Publication: Geometric Methods for Quantitative Analysis of Romance Languages
Open/View Files
Date
Authors
Published Version
Published Version
Journal Title
Journal ISSN
Volume Title
Publisher
Citation
Abstract
Previous work has introduced various quantitative methods to investigate the historical and/or phonetic interrelation of languages and their speakers. Additionally, environments such as hyperbolic space have been found (both theoretically and empirically) to be conducive to representing hierarchically-structured datasets, such as phylogenetic cell data. This thesis tests the suitability of hyperbolic space for representing pronunciation data from several Romance languages, a linguistic family that apparently developed per a hierarchical structure – i.e., one where modern languages are interrelated via tree-like descent from common ancestors. The thesis involves Python implementations of a.) a pipeline that transforms audio files into workable mathematical objects and b.) baseline methods for the aggregation and analysis of this speech data with respect to language-wise covariance structures.

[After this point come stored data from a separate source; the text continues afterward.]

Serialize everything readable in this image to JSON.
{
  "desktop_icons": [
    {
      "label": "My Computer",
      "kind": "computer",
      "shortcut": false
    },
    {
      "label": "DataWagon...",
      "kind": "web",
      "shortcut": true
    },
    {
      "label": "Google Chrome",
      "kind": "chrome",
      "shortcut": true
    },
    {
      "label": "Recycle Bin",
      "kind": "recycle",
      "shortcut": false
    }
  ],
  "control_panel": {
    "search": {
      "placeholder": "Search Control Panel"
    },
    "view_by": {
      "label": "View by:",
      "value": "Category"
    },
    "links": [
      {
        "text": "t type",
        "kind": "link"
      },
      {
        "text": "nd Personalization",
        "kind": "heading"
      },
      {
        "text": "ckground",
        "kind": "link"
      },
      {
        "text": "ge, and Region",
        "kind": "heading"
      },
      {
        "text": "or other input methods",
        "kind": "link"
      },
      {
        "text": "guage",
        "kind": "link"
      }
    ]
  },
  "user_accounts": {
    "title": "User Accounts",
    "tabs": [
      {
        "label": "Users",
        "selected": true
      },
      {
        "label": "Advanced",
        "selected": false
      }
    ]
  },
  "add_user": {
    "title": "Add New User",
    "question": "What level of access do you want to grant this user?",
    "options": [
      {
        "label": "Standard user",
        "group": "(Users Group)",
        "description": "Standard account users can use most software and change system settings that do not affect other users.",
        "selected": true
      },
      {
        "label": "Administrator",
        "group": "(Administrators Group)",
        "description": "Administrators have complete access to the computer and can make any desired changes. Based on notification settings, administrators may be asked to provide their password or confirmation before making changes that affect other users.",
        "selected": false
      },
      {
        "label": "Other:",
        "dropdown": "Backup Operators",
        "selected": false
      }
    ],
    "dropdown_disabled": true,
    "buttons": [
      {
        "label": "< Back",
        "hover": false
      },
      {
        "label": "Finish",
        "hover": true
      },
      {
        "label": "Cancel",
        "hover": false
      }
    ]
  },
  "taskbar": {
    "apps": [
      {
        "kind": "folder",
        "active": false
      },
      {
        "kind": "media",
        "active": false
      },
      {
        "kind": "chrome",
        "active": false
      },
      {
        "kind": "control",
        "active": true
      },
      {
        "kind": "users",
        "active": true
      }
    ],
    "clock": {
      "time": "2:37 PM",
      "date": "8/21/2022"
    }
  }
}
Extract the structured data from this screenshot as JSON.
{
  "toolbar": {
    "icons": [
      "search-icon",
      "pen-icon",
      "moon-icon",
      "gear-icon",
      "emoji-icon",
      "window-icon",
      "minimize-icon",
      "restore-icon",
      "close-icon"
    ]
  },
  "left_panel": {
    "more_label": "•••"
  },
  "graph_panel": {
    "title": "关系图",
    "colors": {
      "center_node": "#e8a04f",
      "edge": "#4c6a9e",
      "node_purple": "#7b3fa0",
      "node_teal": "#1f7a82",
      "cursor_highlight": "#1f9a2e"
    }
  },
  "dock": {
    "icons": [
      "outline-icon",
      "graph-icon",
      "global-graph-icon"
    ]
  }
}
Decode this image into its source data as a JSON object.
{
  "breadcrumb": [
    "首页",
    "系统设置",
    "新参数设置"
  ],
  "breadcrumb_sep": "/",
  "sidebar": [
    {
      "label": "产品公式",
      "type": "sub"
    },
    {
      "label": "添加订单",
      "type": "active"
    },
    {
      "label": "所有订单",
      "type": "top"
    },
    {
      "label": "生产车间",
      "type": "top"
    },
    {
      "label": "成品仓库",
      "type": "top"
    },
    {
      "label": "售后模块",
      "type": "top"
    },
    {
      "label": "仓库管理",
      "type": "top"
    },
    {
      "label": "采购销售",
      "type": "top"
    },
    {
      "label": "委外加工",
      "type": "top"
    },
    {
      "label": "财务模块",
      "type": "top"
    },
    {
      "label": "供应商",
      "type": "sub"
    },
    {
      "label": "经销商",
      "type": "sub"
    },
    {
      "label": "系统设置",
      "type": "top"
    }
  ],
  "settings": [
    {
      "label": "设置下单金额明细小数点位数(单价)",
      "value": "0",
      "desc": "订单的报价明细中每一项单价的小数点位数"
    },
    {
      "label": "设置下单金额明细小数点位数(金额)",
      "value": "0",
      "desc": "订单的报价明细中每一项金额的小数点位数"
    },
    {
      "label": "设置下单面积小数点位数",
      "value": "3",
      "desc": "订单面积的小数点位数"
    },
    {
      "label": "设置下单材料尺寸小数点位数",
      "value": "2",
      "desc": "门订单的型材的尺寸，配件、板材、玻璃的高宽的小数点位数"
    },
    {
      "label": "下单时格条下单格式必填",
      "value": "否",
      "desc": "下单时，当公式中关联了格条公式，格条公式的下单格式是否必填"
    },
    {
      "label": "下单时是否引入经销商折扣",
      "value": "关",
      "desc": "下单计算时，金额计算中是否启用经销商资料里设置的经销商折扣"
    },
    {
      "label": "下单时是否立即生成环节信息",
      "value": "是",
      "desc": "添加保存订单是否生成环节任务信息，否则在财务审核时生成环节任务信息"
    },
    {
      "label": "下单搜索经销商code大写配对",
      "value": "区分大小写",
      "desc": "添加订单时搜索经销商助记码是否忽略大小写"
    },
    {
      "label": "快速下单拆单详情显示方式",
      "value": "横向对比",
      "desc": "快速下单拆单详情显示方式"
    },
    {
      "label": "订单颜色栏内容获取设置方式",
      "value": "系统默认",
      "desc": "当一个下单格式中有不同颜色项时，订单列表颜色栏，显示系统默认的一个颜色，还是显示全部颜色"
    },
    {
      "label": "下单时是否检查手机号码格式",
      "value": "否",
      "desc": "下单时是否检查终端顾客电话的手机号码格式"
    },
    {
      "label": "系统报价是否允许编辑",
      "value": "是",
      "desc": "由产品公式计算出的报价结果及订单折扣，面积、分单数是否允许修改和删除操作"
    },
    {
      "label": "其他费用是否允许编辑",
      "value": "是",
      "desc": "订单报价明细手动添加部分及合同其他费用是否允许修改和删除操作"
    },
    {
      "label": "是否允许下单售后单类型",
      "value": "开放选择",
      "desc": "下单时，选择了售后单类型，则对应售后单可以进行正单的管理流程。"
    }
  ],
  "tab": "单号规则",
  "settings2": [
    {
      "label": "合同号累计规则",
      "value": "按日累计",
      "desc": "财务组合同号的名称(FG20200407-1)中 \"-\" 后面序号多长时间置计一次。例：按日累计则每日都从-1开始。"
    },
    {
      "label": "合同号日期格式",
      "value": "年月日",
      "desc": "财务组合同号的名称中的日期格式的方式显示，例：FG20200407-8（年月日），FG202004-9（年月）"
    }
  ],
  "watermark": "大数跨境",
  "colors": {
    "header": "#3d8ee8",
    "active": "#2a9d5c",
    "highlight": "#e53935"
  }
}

We then outline a framework for analyzing the speech data in a hyperbolic setting, whose performance we compare to that of the baseline methods on the tasks of a.) language space reconstruction and b.) interspeaker interpolation. We find that with proper hyperparameter tuning, the Poincaré disk model of hyperbolic geometry is indeed capable of representing the language space and speaker interrelations apparent in our Romance language dataset, suggesting that the hyperbolic setting could be a promising quantitative framework for future linguistic analysis.